Building States that Can Stand on Their Own

Delhi didn’t just centralise the fight; it empowered states to own it. Under the Security Related Expenditure scheme, ₹3,331 crore flowed to Left-Wing Extremism (LWE) states, a 155% jump from the previous decade. Add another ₹991 crore under the Special Infrastructure Scheme for elite state units and fortified stations, and you get why local policing feels more like special ops than beat patrol.

Since 2017, over ₹1,700 crore worth of projects have been cleared, and ₹445 crore disbursed already. It’s a bureaucratic turnaround, less paperwork, more patrol work.

Infrastructure: The Real Weapon

You can’t preach peace to a man who walks 20 km for food. The real counter-insurgency, therefore, was asphalt and fibre optics.
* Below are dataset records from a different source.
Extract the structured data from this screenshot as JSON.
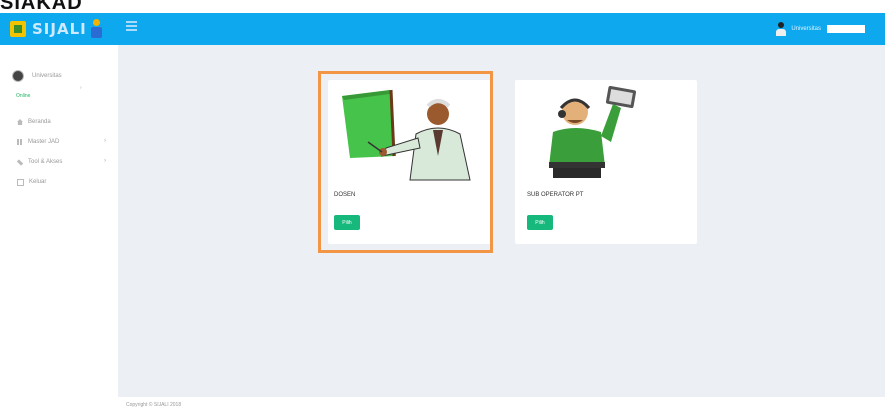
{
  "page_header": {
    "partial_text": "SIAKAD"
  },
  "topbar": {
    "logo_text": "SIJALI",
    "user_name": "Universitas"
  },
  "sidebar": {
    "profile_name": "Universitas",
    "status": "Online",
    "items": [
      {
        "label": "Beranda",
        "icon": "home-icon",
        "has_submenu": false
      },
      {
        "label": "Master JAD",
        "icon": "grid-icon",
        "has_submenu": true
      },
      {
        "label": "Tool & Akses",
        "icon": "wrench-icon",
        "has_submenu": true
      },
      {
        "label": "Keluar",
        "icon": "logout-icon",
        "has_submenu": false
      }
    ]
  },
  "cards": [
    {
      "title": "DOSEN",
      "button_label": "Pilih"
    },
    {
      "title": "SUB OPERATOR PT",
      "button_label": "Pilih"
    }
  ],
  "footer": {
    "text": "Copyright © SIJALI 2018"
  },
  "colors": {
    "topbar": "#0ea8ee",
    "content_bg": "#ecf0f5",
    "button": "#16b87c",
    "highlight": "#f29544"
  }
}
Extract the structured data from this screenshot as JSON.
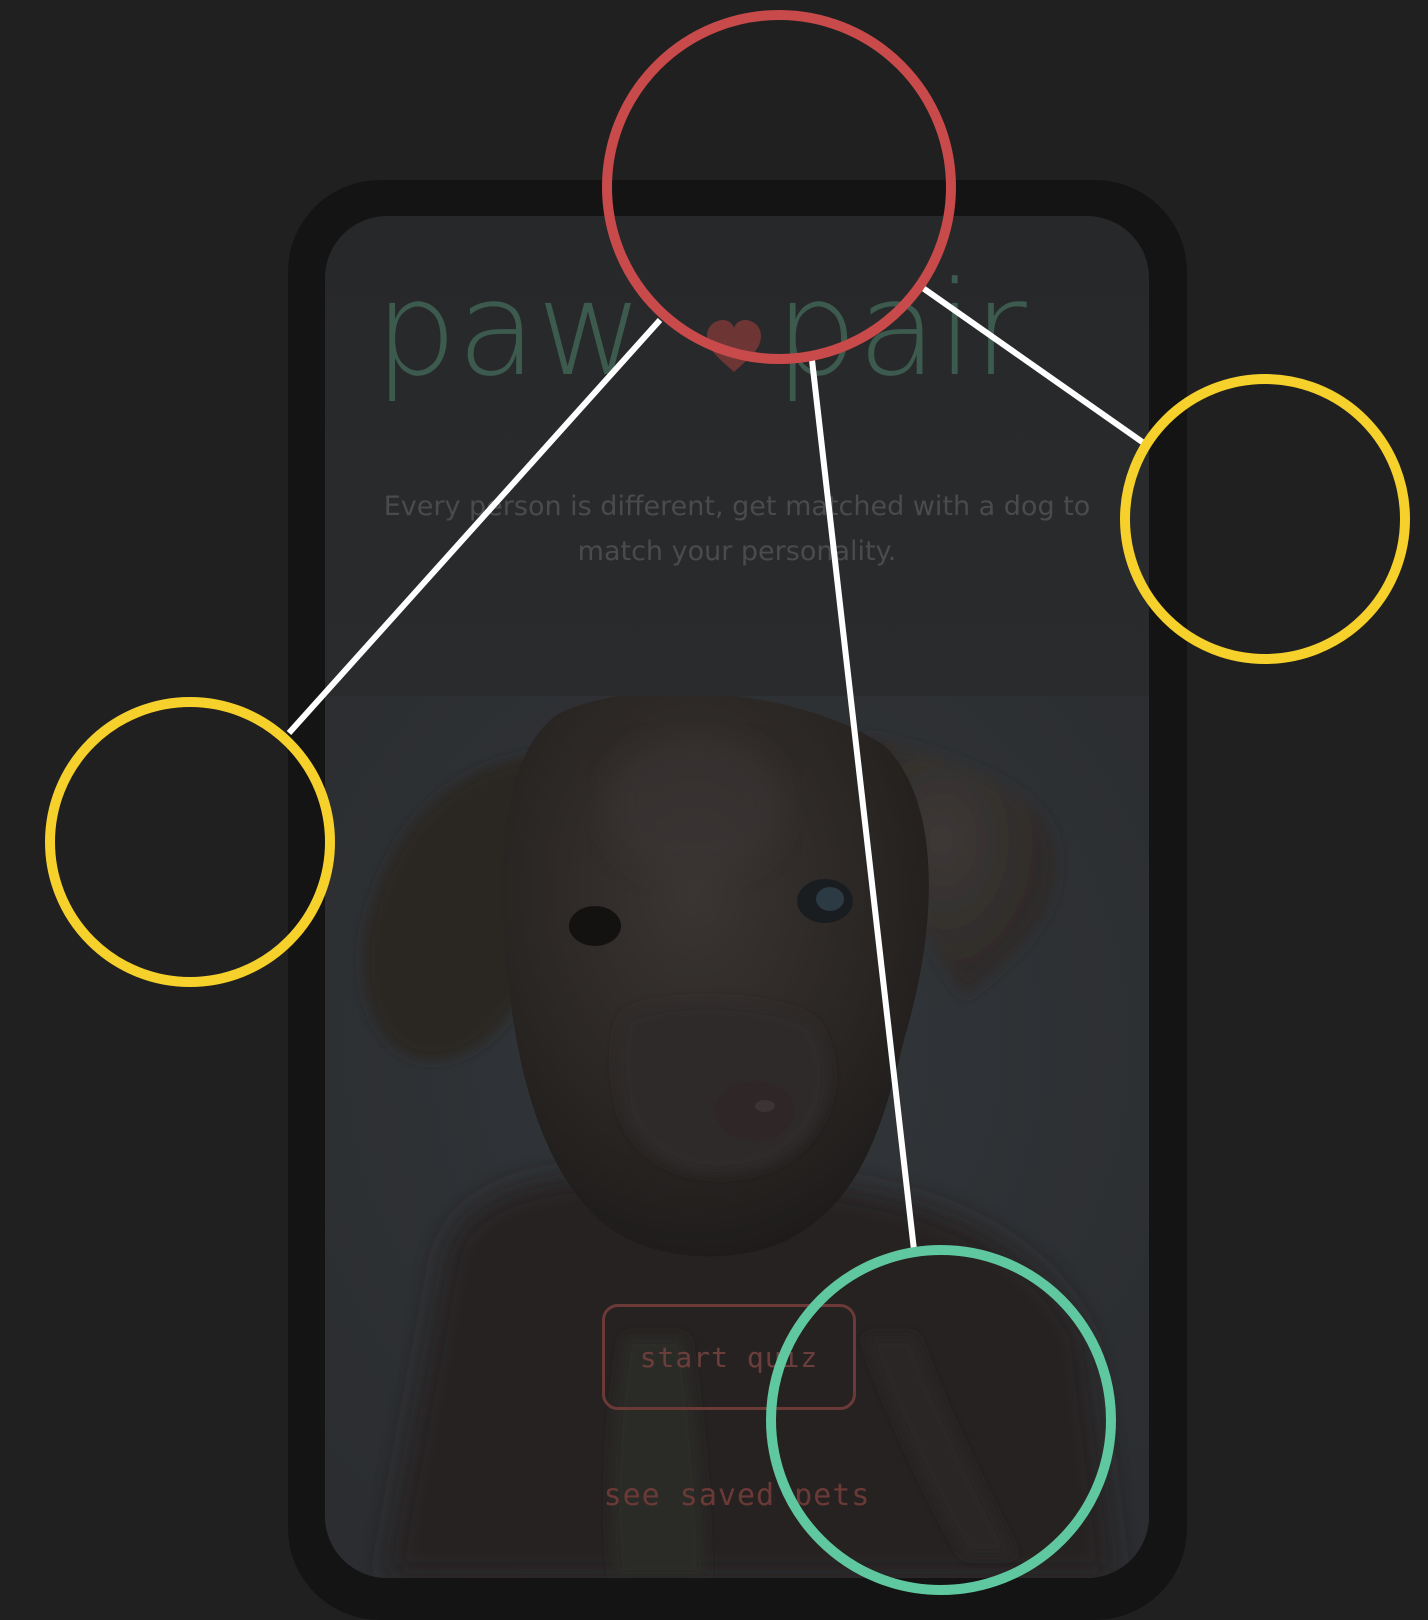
{
  "app": {
    "logo_left": "paw",
    "logo_right": "pair",
    "tagline": "Every person is different, get matched with a dog to match your personality.",
    "start_button_label": "start quiz",
    "saved_pets_label": "see saved pets"
  },
  "colors": {
    "page_background": "#202020",
    "phone_frame": "#141414",
    "logo_green": "#3c5a4e",
    "heart_red": "#6e3535",
    "button_border": "#6b3a37",
    "annotation_red": "#c94a4a",
    "annotation_yellow": "#f6d02b",
    "annotation_green": "#5fc8a0",
    "annotation_line": "#ffffff"
  },
  "annotations": {
    "icons": [
      "heart-icon",
      "circle-red",
      "circle-yellow-left",
      "circle-yellow-right",
      "circle-green"
    ]
  }
}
Over 12,000 km of roads built. ₹20,815 crore sanctioned for 17,589 km in total. Thousands of 4G towers, 2,343 in Phase I and another 2,542 sanctioned in Phase II, lighting up dark zones with connectivity.

Banks, post offices, ATMs, and mobile vans now exist where even Google Maps hesitated to go. Nearly 38,000 banking correspondents, 5,899 post offices, and over 1,000 new bank branches now knit together what used to be isolation belts.
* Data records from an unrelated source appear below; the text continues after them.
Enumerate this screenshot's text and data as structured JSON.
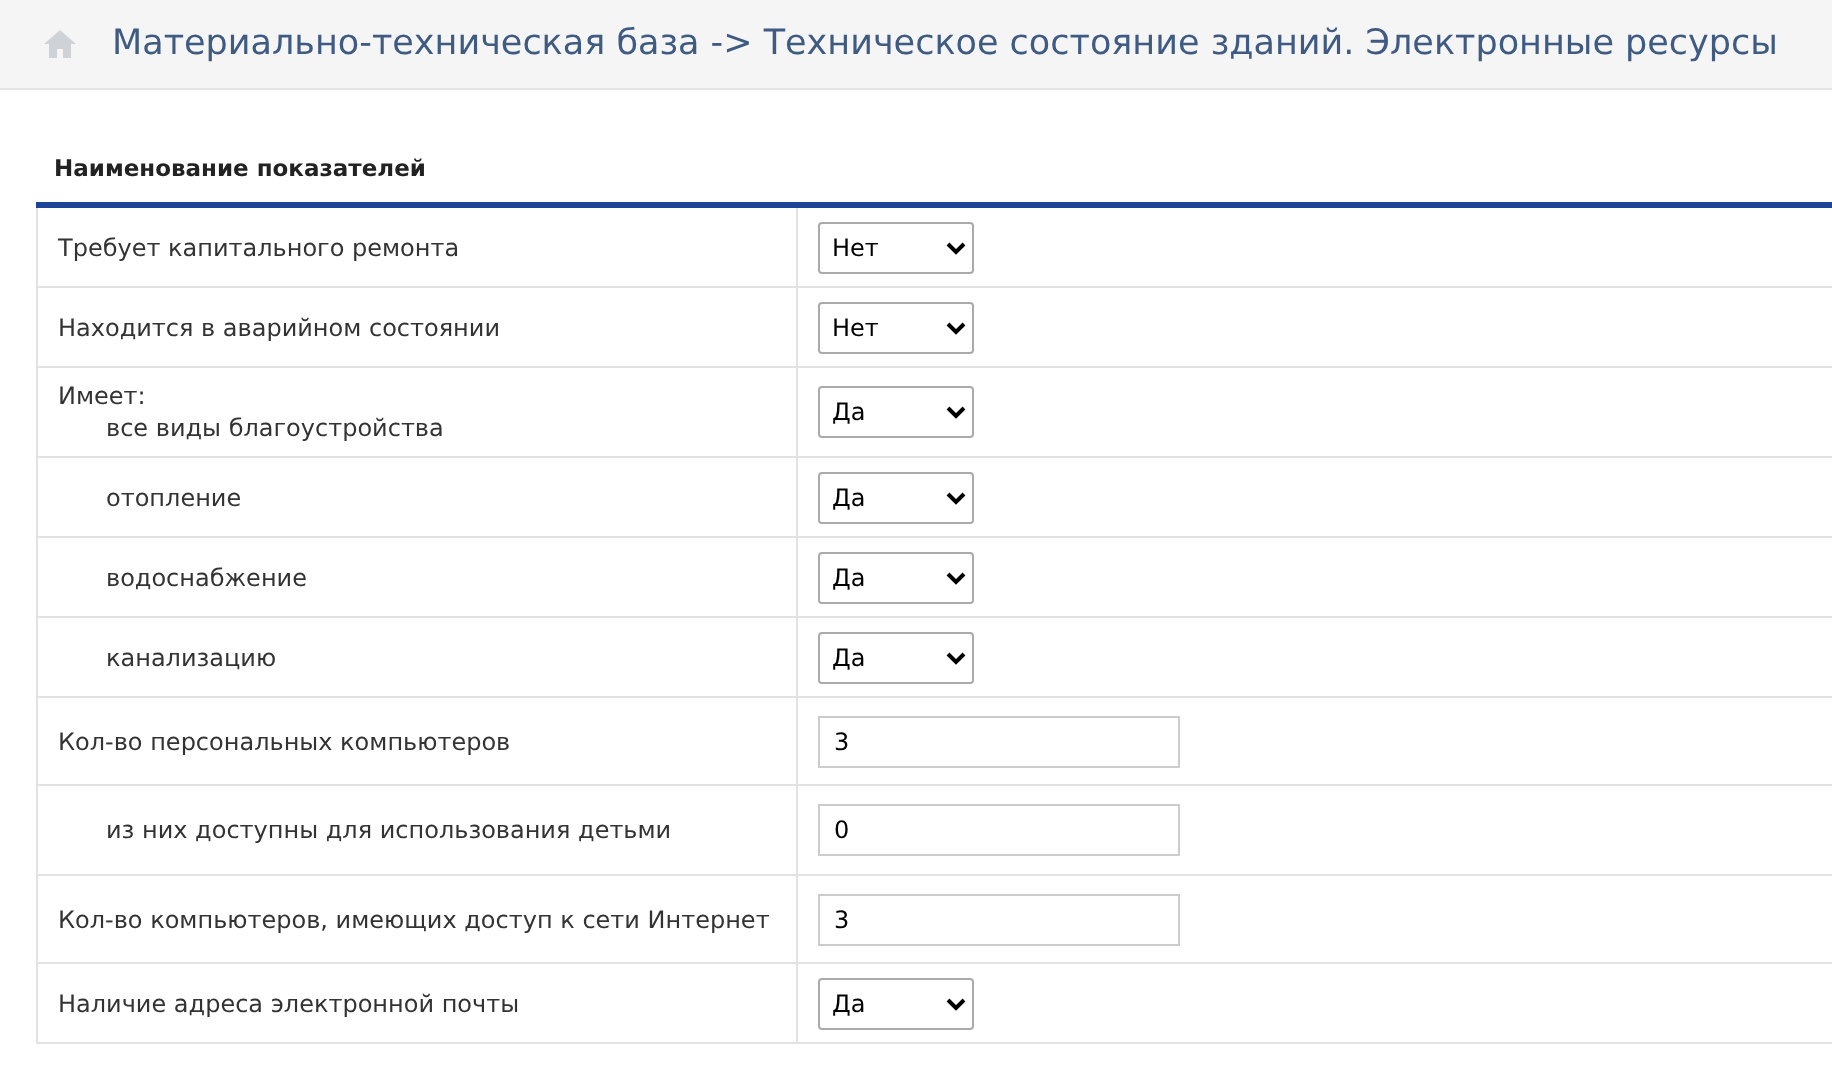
{
  "header": {
    "title": "Материально-техническая база -> Техническое состояние зданий. Электронные ресурсы"
  },
  "table": {
    "column_header": "Наименование показателей",
    "rows": [
      {
        "kind": "select",
        "label": "Требует капитального ремонта",
        "value": "Нет"
      },
      {
        "kind": "select",
        "label": "Находится в аварийном состоянии",
        "value": "Нет"
      },
      {
        "kind": "group",
        "label": "Имеет:",
        "children": [
          {
            "kind": "select",
            "label": "все виды благоустройства",
            "value": "Да"
          },
          {
            "kind": "select",
            "label": "отопление",
            "value": "Да"
          },
          {
            "kind": "select",
            "label": "водоснабжение",
            "value": "Да"
          },
          {
            "kind": "select",
            "label": "канализацию",
            "value": "Да"
          }
        ]
      },
      {
        "kind": "text",
        "label": "Кол-во персональных компьютеров",
        "value": "3",
        "children": [
          {
            "kind": "text",
            "label": "из них доступны для использования детьми",
            "value": "0"
          }
        ]
      },
      {
        "kind": "text",
        "label": "Кол-во компьютеров, имеющих доступ к сети Интернет",
        "value": "3"
      },
      {
        "kind": "select",
        "label": "Наличие адреса электронной почты",
        "value": "Да"
      }
    ]
  }
}
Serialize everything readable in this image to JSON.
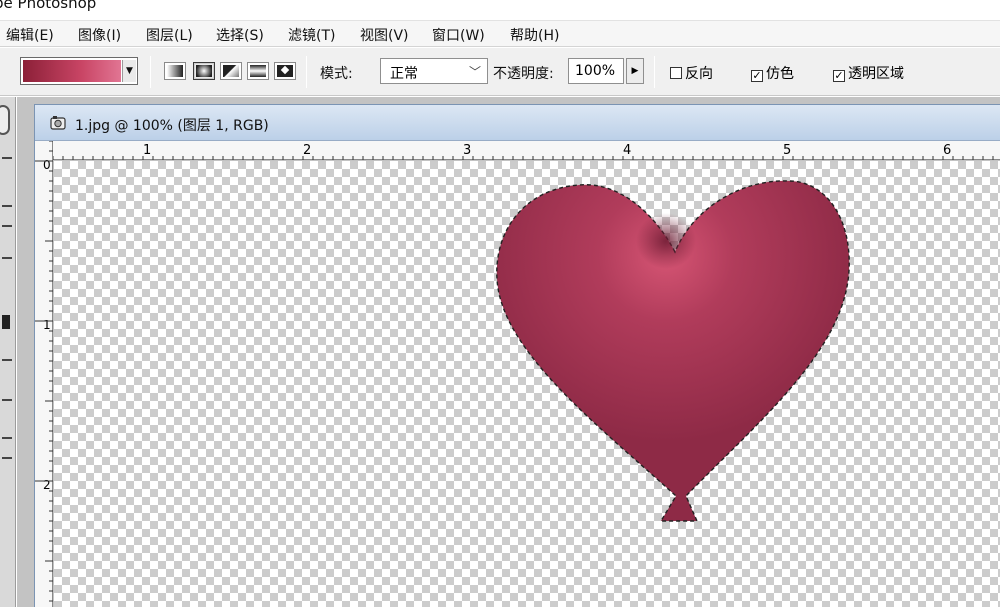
{
  "app": {
    "title_visible": "be Photoshop"
  },
  "menu": [
    {
      "label": "编辑(E)"
    },
    {
      "label": "图像(I)"
    },
    {
      "label": "图层(L)"
    },
    {
      "label": "选择(S)"
    },
    {
      "label": "滤镜(T)"
    },
    {
      "label": "视图(V)"
    },
    {
      "label": "窗口(W)"
    },
    {
      "label": "帮助(H)"
    }
  ],
  "options": {
    "gradient_colors": [
      "#8c2038",
      "#c94565",
      "#e17593"
    ],
    "gradient_types": [
      "linear-gradient-icon",
      "radial-gradient-icon",
      "angle-gradient-icon",
      "reflected-gradient-icon",
      "diamond-gradient-icon"
    ],
    "selected_gradient_type_index": 1,
    "mode_label": "模式:",
    "mode_value": "正常",
    "opacity_label": "不透明度:",
    "opacity_value": "100%",
    "reverse_label": "反向",
    "reverse_checked": false,
    "dither_label": "仿色",
    "dither_checked": true,
    "transparency_label": "透明区域",
    "transparency_checked": true
  },
  "document": {
    "title": "1.jpg @ 100% (图层 1, RGB)",
    "ruler_top_labels": [
      "1",
      "2",
      "3",
      "4",
      "5",
      "6"
    ],
    "ruler_left_labels": [
      "0",
      "1",
      "2"
    ],
    "shape": "heart-balloon",
    "shape_colors": {
      "base": "#b13c5b",
      "highlight": "#d65574",
      "shadow": "#8e2a46"
    }
  }
}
Education and skill training followed the same route. ₹495 crore under Kaushal Vikas Yojana funded 48 ITIs and 61 Skill Centres. The Bastariya Battalion, raised in 2018 with 1,143 local recruits, became a symbol of trust where suspicion once ruled.

Reclaiming Red Zones, Restoring Faith

Operations Octopus, Chakrabandha, and Trace, Target, Neutralise have pulled entire regions, Budha Pahar, Parasnath, and Baramsia, back from insurgent control. Even Abujhmaad, once the untouchable fortress of Naxals, has seen security camps established inside.

In 2024 alone, 26 major encounters broke the chain of command: 1 zonal, 5 sub-zonal, and 2 state-level leaders eliminated. That’s not a dent; that’s dismantling the engine.

Rehabilitation remains the final frontier. Ex-cadres receive ₹5 lakh (for top ranks), ₹2.5 lakh (mid-rank), and ₹10,000 monthly stipends for 36 months of vocational training. The result is real reintegration, ex-Naxals building schools instead of bunkers.

A Festival that Reflects a Nation’s Soul

While the forests of Bastar turn quiet, the ghats of Bihar and UP light up. Chhath Mahaparv, the four-day festival of sun worship, has begun, an ode to purity, perseverance, and the Indian way of balancing grit with grace.

Prime Minister Narendra Modi’s message struck a familiar chord: unity, discipline, and devotion. He reminded the nation that Chhath isn’t just a festival; it’s a mirror of India’s cultural DNA, where simplicity outshines spectacle, and faith conquers fatigue.

His post celebrated the global resonance of the tradition, where Indian families from California to Kuala Lumpur gather to offer arghya to the setting and rising sun. It’s ancient spirituality with global bandwidth.

The Prime Minister even shared devotional music, songs of Chhathi Maiya, as a tribute to cultural icons like Sharda Sinha, linking modern India’s digital pulse with its folk heart.

Security and Spirituality: Two Faces of the Same Resolve

There’s a strange poetry in this timing. On one side, a decade-long, data-driven dismantling of Naxalism. On the other hand, a festival where millions stand in rivers at sunrise, praying for renewal.

Both tell the same story: resilience.

India isn’t just winning wars, it’s rediscovering balance. The government’s counter-Naxal success and Chhath’s enduring appeal show the same truth: progress means peace, but peace needs purpose. As India eyes a Naxal-free map by March 2026, the deeper victory is cultural, faith in systems, in sunlight, in something larger than fear.